The consequences of this, as has been much remarked elsewhere, not least by those wielding the axe, will not be pretty, with up to 1.5 million public sector workers finding themselves relieved of their ability to earn money. To balance this, George Osborne has promised on his mum's life that the private sector will leap into the breach to magic up 2.5 million other positions by way of compensation, like a fat-fingered, job-creating Dutch boy. Since such a scale of employment growth are unknown in even the boomiest of growth years, it doesn't so much beg the question as to how this will happen as grab it by the collar pressing a knife to its throat.
But when you put together the clues given by recent government policy announcements, the answer becomes clear: you're going to do it. Yes, you. Consider the newly-announced, misleadingly paradoxical Free Schools, where any Tom, Dick or Hermione with a bigger agenda than sense can set up his or her own school. Meanwhile, Ian Duncan Smith wants the Job Centres to be available for the distribution of Rwandan-style food parcels to the poor of this country; maybe we could combine the two, and get school children to grow food for the new starving to generate a wartime spirit and Dig For Victory? This is the Big Society at work or, should I say, at out-of-work. And here's where you come in.

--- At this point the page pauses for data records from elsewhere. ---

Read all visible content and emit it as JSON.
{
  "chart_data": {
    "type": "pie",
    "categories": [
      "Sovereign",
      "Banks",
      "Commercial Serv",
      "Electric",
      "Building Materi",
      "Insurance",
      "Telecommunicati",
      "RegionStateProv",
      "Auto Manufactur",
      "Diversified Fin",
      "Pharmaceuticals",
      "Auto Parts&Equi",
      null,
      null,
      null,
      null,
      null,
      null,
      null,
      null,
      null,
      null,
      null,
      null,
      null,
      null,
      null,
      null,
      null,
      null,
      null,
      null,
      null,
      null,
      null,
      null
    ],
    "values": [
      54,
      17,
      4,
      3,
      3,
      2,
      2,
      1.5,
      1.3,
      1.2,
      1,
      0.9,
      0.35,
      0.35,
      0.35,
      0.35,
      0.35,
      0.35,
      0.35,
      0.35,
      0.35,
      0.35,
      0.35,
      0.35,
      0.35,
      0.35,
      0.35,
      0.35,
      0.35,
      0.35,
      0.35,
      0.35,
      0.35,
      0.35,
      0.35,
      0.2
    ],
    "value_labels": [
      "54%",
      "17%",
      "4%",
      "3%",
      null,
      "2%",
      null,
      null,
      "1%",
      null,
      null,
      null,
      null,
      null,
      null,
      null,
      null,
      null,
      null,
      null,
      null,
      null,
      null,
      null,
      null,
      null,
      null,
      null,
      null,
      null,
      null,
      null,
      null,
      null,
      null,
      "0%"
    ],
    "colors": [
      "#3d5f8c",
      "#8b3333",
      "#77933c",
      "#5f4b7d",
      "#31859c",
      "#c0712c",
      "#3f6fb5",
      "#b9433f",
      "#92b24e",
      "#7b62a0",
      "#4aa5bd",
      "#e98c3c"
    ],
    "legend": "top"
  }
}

Free Schools, Food Vouchers, growth of the third sector - it's all a bit piecemeal. And with attempts by the new government to tighten immigration from non-EU countries, it surely means it won't be enough to offer people the chance to run a school, job centre or orthopaedic surgery unit. Pretty soon we'll all be obliged to do so. As the rubbish fills the streets and the dead go unburied, everyone will be compelled to take a second job as road sweeper, social worker or Astronomer Royal to fill the gaps left by the collapse of local government under the Austerity Budget. We'll all be like a new immigrant class, with two jobs to hold down just to make sure there are enough people replacing the windows following the bread riots.
On the other hand, the extra money will come in handy to pay for all those tax rises.